Pensées du sage sino-poitevin

Sébastien Fontenelle  • 30 avril 2009 abonné·es

Dans le Monde (27 avril), « M. Raffarin » , penseur poitevin, juge que « la France ne peut pas donner le sentiment de ne pas être un État de droit, en matière sociale » , et cette observation (frappée au coin du bon gros sens bien d’cheux nous dont M. Raffarin, de longue date, porte haut le gonfalon) a dans un premier temps semé la panique au Medef, où l’on a (sottement) cru que l’ « ancien Premier ministre » exigeait par ces mots plus de justice sociale, et (donc) la prompte réduction des patrons licencieurs qui n’en finissent plus de martyriser la plèbe.

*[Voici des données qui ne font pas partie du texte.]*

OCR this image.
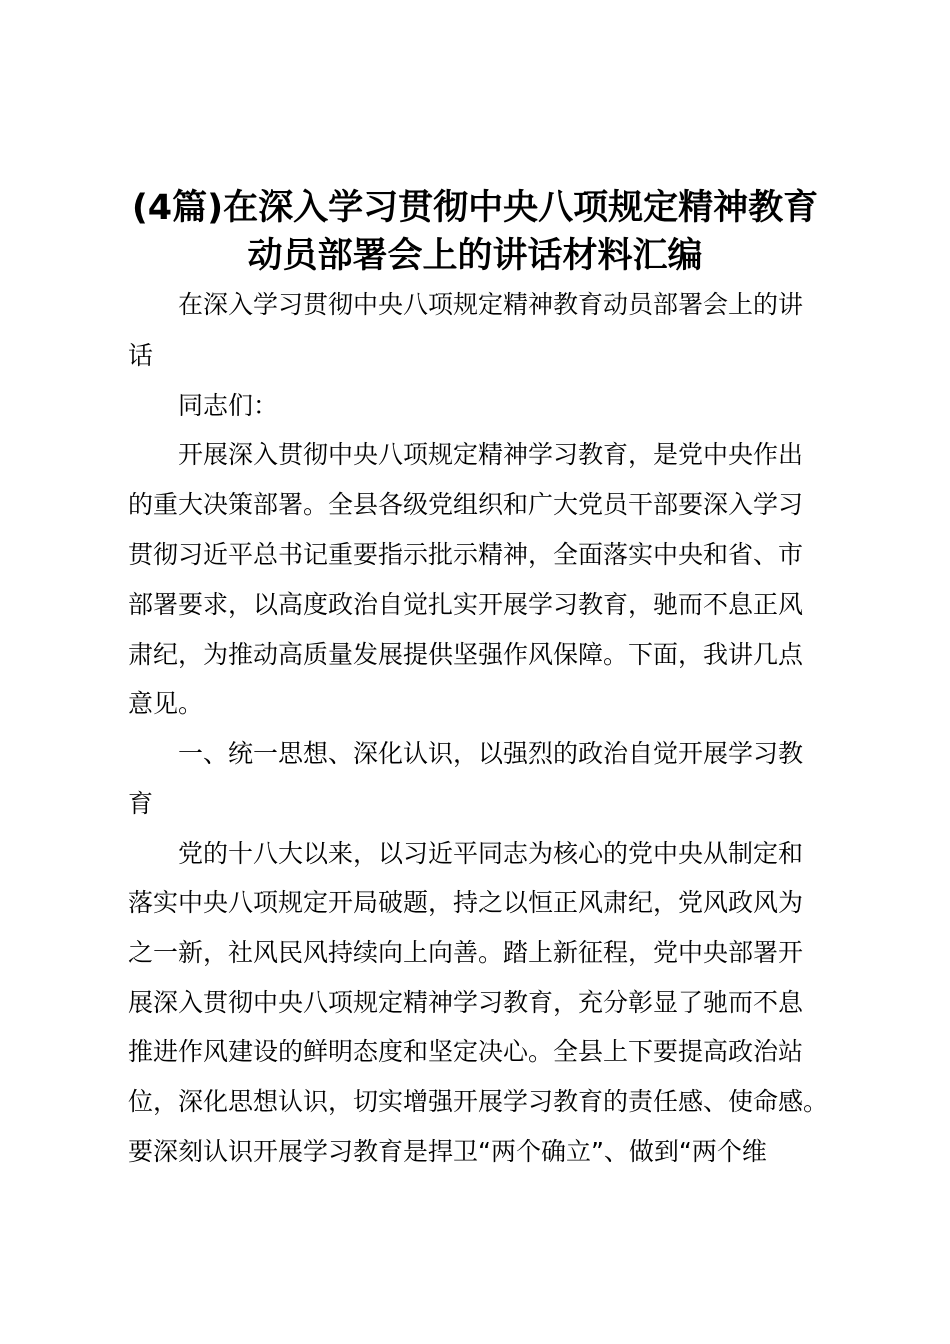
(4篇)在深入学习贯彻中央八项规定精神教育
动员部署会上的讲话材料汇编
在深入学习贯彻中央八项规定精神教育动员部署会上的讲
话
同志们：
开展深入贯彻中央八项规定精神学习教育，是党中央作出
的重大决策部署。全县各级党组织和广大党员干部要深入学习
贯彻习近平总书记重要指示批示精神，全面落实中央和省、市
部署要求，以高度政治自觉扎实开展学习教育，驰而不息正风
肃纪，为推动高质量发展提供坚强作风保障。下面，我讲几点
意见。
一、统一思想、深化认识，以强烈的政治自觉开展学习教
育
党的十八大以来，以习近平同志为核心的党中央从制定和
落实中央八项规定开局破题，持之以恒正风肃纪，党风政风为
之一新，社风民风持续向上向善。踏上新征程，党中央部署开
展深入贯彻中央八项规定精神学习教育，充分彰显了驰而不息
推进作风建设的鲜明态度和坚定决心。全县上下要提高政治站
位，深化思想认识，切实增强开展学习教育的责任感、使命感。
要深刻认识开展学习教育是捍卫“两个确立”、做到“两个维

Ce n’était bien entendu pas le cas : M. Raffarin, par son crâne rappel au « droit », réclame, certes, plus de résolue « fermeté » – mais cette rigueur, de son point de vue, doit s’appliquer aux impudents « salariés en colère » qui ont le front de séquestrer leurs employeurs, et non aux employeurs qui sacrifient leurs salarié(e)s à de pansus fonds de pensions de Corpus Christi, Texas.
Cette rude exhortation de M. Raffarin à soumettre les insolents qui osent (enfin) répondre aux inconcevables brutalités que leur fait subir le patronat n’est pas complètement surprenante : M. Raffarin est (non moins que Mme Royal, qui nous vient du Poitou itou) d’une famille politique où la satisfaction du prolétariat n’est pas exactement une tradition.

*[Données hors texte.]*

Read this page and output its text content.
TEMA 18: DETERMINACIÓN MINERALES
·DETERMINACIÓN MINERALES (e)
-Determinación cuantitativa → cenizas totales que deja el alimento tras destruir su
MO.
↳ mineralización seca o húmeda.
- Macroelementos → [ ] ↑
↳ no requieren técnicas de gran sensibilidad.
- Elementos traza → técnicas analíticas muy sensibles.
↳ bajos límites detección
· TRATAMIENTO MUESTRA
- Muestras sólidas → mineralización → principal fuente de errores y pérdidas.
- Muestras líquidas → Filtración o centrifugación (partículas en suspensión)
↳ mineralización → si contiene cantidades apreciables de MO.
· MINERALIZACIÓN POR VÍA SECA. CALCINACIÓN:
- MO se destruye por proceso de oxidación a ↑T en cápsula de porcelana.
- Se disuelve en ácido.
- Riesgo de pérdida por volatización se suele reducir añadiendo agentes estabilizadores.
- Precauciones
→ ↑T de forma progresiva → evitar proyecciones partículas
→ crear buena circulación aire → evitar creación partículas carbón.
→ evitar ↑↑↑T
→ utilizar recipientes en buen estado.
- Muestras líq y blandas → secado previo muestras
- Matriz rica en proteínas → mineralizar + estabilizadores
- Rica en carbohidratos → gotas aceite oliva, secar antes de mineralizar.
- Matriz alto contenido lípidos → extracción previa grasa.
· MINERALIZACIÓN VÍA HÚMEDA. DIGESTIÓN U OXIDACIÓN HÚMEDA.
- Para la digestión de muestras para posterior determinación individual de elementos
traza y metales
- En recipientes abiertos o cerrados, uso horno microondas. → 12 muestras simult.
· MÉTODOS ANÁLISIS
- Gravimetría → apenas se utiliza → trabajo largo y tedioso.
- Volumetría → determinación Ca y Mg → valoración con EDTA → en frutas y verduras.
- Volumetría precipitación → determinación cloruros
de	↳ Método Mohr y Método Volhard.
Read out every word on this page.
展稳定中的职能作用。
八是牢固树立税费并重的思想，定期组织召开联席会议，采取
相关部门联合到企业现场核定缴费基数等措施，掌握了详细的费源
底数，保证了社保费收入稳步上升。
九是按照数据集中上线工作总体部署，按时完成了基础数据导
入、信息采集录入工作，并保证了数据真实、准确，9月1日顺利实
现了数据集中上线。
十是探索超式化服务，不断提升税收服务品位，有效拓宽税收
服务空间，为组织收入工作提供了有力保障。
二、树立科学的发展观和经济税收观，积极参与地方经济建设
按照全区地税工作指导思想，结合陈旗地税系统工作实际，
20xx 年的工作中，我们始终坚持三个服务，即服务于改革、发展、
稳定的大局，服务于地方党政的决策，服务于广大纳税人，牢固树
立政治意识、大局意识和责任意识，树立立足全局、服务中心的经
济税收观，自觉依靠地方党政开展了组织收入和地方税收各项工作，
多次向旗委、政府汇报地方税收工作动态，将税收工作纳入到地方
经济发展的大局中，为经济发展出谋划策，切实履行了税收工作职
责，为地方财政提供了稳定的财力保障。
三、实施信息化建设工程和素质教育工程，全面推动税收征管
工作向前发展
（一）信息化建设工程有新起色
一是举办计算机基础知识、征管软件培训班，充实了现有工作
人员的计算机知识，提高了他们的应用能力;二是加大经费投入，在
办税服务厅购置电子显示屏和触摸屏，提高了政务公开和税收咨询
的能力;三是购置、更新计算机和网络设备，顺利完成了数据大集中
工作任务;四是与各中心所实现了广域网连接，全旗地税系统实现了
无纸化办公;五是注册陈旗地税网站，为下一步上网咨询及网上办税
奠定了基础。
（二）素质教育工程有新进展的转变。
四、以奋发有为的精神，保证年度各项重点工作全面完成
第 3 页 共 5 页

Plus étonnante est l’argumentation qu’il développe pour fonder cette admonestation,
et que le Monde résume ainsi : « Les séquestrations de patrons nuisent à l’attractivité du pays. » Pour le dire autrement : l’investisseur étranger pourrait s’offusquer, si on ne les mate pas très rapidement, de ce que des salarié(e)s françai(se)s interpellent (fût-ce un peu vivement) les fabricants de plans sociaux du patronat, plutôt que de se laisser virer en paix comme font les esclaves bien élevés. Pis : l’investisseur étranger pourrait faire le choix, tragique, de mettre son argent ailleurs
– sous des latitudes où la main-d’œuvre serait mieux dressée que sous la nôtre.
M. Raffarin sait de quoi il parle : « J’étais en Chine, au Canada, il y a quelques jours, je lis la presse étrangère : il n’y a pas un jour sans que la séquestration des patrons, l’insécurité sociale française ne soient mises en avant, y compris par un certain nombre de nos concurrents qui expliquent qu’il n’est pas sain d’aller développer des affaires en France. » Explique-t-il. Posément.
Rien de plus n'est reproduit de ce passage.